Los primeros años de la vida de un niño –desde su nacimiento hasta los ocho años, y en particular los tres primeros– tienen una importancia fundamental para su desarrollo. Los estudios muestran que la salud, la nutrición y el entorno emocional del niño en esos años tienen un efecto decisivo en el desarrollo cerebral y en el comportamiento, las competencias, las capacidades y la salud de su vida posterior.

El desarrollo del cerebro infantil depende de los estímulos que le aporta su entorno, y particularmente del cuidado y la interacción que recibe el niño. Durante algunos periodos clave del desarrollo, la cantidad de materia gris en determinadas zonas del cerebro infantil casi se duplica. A los tres años, el cerebro infantil es 2,5 veces más activo que el del adulto.

Cuando los niños tienen una buena alimentación y un buen cuidado, tienen mayores posibilidades de crecer saludables, tener menos enfermedades y dolencias, y desarrollar plenamente capacidades como el razonamiento, el lenguaje y las capacidades emocionales y sociales. Cuando llegan a la escuela, estos niños probablemente tendrán un aprendizaje exitoso y desarrollarán una autoestima mayor.

Por otra parte, los niños cuyos progenitores proporcionan niveles inadecuados de estímulos y apoyo emocional pueden experimentar retrasos de desarrollo y sufrir las consecuencias a largo plazo. El trato desigual a las niñas puede privarlas de cuidados y atenciones importantes no solo para su salud física, sino también para su bienestar cognitivo, social y emocional. Además, también puede privarlas de la confianza y autoestima que precisan para conseguir el máximo aprovechamiento escolar.

La lucha contra la discriminación de género y los estereotipos en las funciones asignadas en razón del género debe comenzar en el hogar, a partir del momento mismo del nacimiento, a fin de que las niñas puedan comenzar su escolarización en un plano de igualdad con los niños. En la mayor parte de las culturas, cuando los niños llegan a la edad preescolar tienen ya incorporados papeles asignados de género socialmente aceptados.
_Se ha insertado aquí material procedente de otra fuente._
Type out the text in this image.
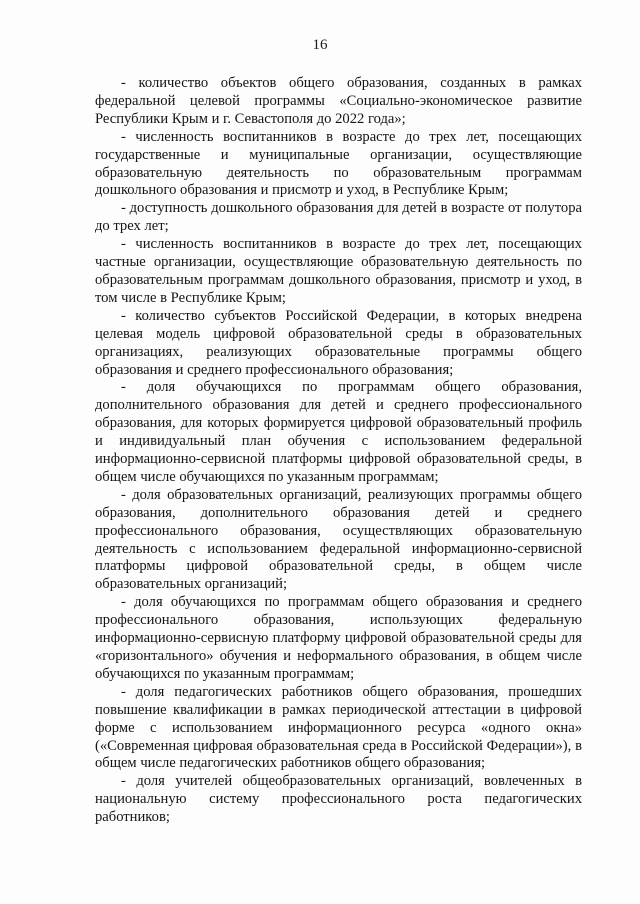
16

- количество объектов общего образования, созданных в рамках федеральной целевой программы «Социально-экономическое развитие Республики Крым и г. Севастополя до 2022 года»;

- численность воспитанников в возрасте до трех лет, посещающих государственные и муниципальные организации, осуществляющие образовательную деятельность по образовательным программам дошкольного образования и присмотр и уход, в Республике Крым;

- доступность дошкольного образования для детей в возрасте от полутора до трех лет;

- численность воспитанников в возрасте до трех лет, посещающих частные организации, осуществляющие образовательную деятельность по образовательным программам дошкольного образования, присмотр и уход, в том числе в Республике Крым;

- количество субъектов Российской Федерации, в которых внедрена целевая модель цифровой образовательной среды в образовательных организациях, реализующих образовательные программы общего образования и среднего профессионального образования;

- доля обучающихся по программам общего образования, дополнительного образования для детей и среднего профессионального образования, для которых формируется цифровой образовательный профиль и индивидуальный план обучения с использованием федеральной информационно-сервисной платформы цифровой образовательной среды, в общем числе обучающихся по указанным программам;

- доля образовательных организаций, реализующих программы общего образования, дополнительного образования детей и среднего профессионального образования, осуществляющих образовательную деятельность с использованием федеральной информационно-сервисной платформы цифровой образовательной среды, в общем числе образовательных организаций;

- доля обучающихся по программам общего образования и среднего профессионального образования, использующих федеральную информационно-сервисную платформу цифровой образовательной среды для «горизонтального» обучения и неформального образования, в общем числе обучающихся по указанным программам;

- доля педагогических работников общего образования, прошедших повышение квалификации в рамках периодической аттестации в цифровой форме с использованием информационного ресурса «одного окна» («Современная цифровая образовательная среда в Российской Федерации»), в общем числе педагогических работников общего образования;

- доля учителей общеобразовательных организаций, вовлеченных в национальную систему профессионального роста педагогических работников;
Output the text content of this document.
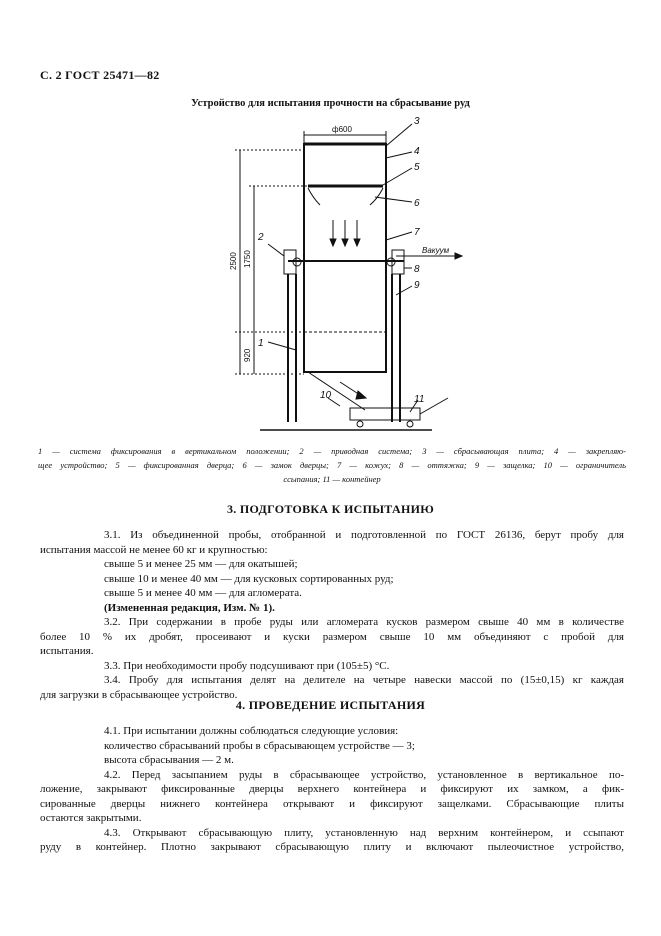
С. 2 ГОСТ 25471—82
Устройство для испытания прочности на сбрасывание руд
ф600
2500 1750
920
Вакуум
1
2
3
4
5
6
7
8
9
10	11
1 — система фиксирования в вертикальном положении; 2 — приводная система; 3 — сбрасывающая плита; 4 — закрепляю-
щее устройство; 5 — фиксированная дверца; 6 — замок дверцы; 7 — кожух; 8 — оттяжка; 9 — защелка; 10 — ограничитель
ссыпания; 11 — контейнер
3. ПОДГОТОВКА К ИСПЫТАНИЮ
3.1. Из объединенной пробы, отобранной и подготовленной по ГОСТ 26136, берут пробу для
испытания массой не менее 60 кг и крупностью:
свыше 5 и менее 25 мм — для окатышей;
свыше 10 и менее 40 мм — для кусковых сортированных руд;
свыше 5 и менее 40 мм — для агломерата.
(Измененная редакция, Изм. № 1).
3.2. При содержании в пробе руды или агломерата кусков размером свыше 40 мм в количестве
более 10 % их дробят, просеивают и куски размером свыше 10 мм объединяют с пробой для
испытания.
3.3. При необходимости пробу подсушивают при (105±5) °С.
3.4. Пробу для испытания делят на делителе на четыре навески массой по (15±0,15) кг каждая
для загрузки в сбрасывающее устройство.
4. ПРОВЕДЕНИЕ ИСПЫТАНИЯ
4.1. При испытании должны соблюдаться следующие условия:
количество сбрасываний пробы в сбрасывающем устройстве — 3;
высота сбрасывания — 2 м.
4.2. Перед засыпанием руды в сбрасывающее устройство, установленное в вертикальное по-
ложение, закрывают фиксированные дверцы верхнего контейнера и фиксируют их замком, а фик-
сированные дверцы нижнего контейнера открывают и фиксируют защелками. Сбрасывающие плиты
остаются закрытыми.
4.3. Открывают сбрасывающую плиту, установленную над верхним контейнером, и ссыпают
руду в контейнер. Плотно закрывают сбрасывающую плиту и включают пылеочистное устройство,
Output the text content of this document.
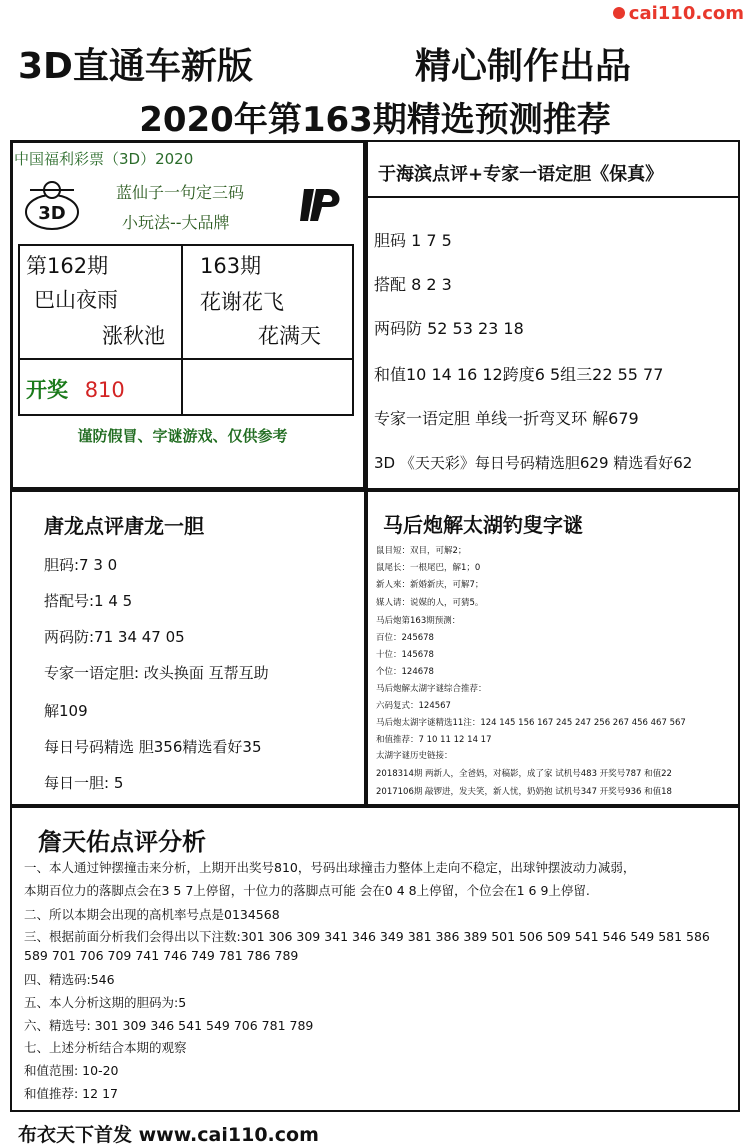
cai110.com
3D直通车新版	精心制作出品
2020年第163期精选预测推荐
中国福利彩票（3D）2020
3D
蓝仙子一句定三码
小玩法--大品牌
第162期
巴山夜雨
涨秋池
163期
花谢花飞
花满天
开奖 810
谨防假冒、字谜游戏、仅供参考
于海滨点评+专家一语定胆《保真》
胆码 1 7 5
搭配 8 2 3
两码防 52 53 23 18
和值10 14 16 12跨度6 5组三22 55 77
专家一语定胆 单线一折弯叉环 解679
3D 《天天彩》每日号码精选胆629 精选看好62
唐龙点评唐龙一胆
胆码:7 3 0
搭配号:1 4 5
两码防:71 34 47 05
专家一语定胆: 改头换面 互帮互助
解109
每日号码精选 胆356精选看好35
每日一胆: 5
马后炮解太湖钓叟字谜
鼠目短：双目，可解2；
鼠尾长：一根尾巴，解1；0
新人來：新婚新庆，可解7；
媒人请：说媒的人，可猜5。
马后炮第163期预测：
百位：245678
十位：145678
个位：124678
马后炮解太湖字谜综合推荐：
六码复式：124567
马后炮太湖字谜精选11注：124 145 156 167 245 247 256 267 456 467 567
和值推荐：7 10 11 12 14 17
太湖字谜历史链接：
2018314期 两新人，全爸妈，对稿影，成了家 试机号483 开奖号787 和值22
2017106期 敲锣进，发夫笑，新人忧，奶奶抱 试机号347 开奖号936 和值18
詹天佑点评分析
一、本人通过钟摆撞击来分析，上期开出奖号810，号码出球撞击力整体上走向不稳定，出球钟摆波动力减弱，
本期百位力的落脚点会在3 5 7上停留，十位力的落脚点可能 会在0 4 8上停留，个位会在1 6 9上停留.
二、所以本期会出现的高机率号点是0134568
三、根据前面分析我们会得出以下注数:301 306 309 341 346 349 381 386 389 501 506 509 541 546 549 581 586
589 701 706 709 741 746 749 781 786 789
四、精选码:546
五、本人分析这期的胆码为:5
六、精选号: 301 309 346 541 549 706 781 789
七、上述分析结合本期的观察
和值范围: 10-20
和值推荐: 12 17
布衣天下首发 www.cai110.com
El estímulo temprano y los programas de aprendizaje pueden permitir a las niñas iniciar sus vidas con ventaja. Pueden también contribuir a elevar las expectativas de los progenitores en relación con las niñas –aspecto fundamental, ya que las expectativas están vinculadas a los logros– y ayudarles a reconocer las capacidades únicas e irrepetibles de sus hijas. Estos programas pueden también potenciar la motivación de las niñas, aumentando con ello sus posibilidades de alcanzar una escolarización estable.

Los programas alternativos preescolares de cuidado de niños pueden liberar a las niñas de la responsabilidad de cuidar de sus hermanos menores. Entre los niños de menor edad, los programas preescolares pueden crear un espacio y un ritmo en sus actividades cotidianas que luego ocupará la escuela.

Especialmente en aquellas sociedades en que la discriminación está firmemente asentada, las niñas se benefician sobremanera de las intervenciones que potencian su desarrollo físico, cognitivo y emocional. En Nepal, por ejemplo, los niños pertenecientes a familias desfavorecidas que han tenido la oportunidad de recibir formación preescolar informal tienen un 20% más de posibilidades de asistir a la escuela que los que no la recibieron. En cambio, entre las niñas el efecto se multiplicó: el porcentaje de posibles escolarizaciones es de un 36%.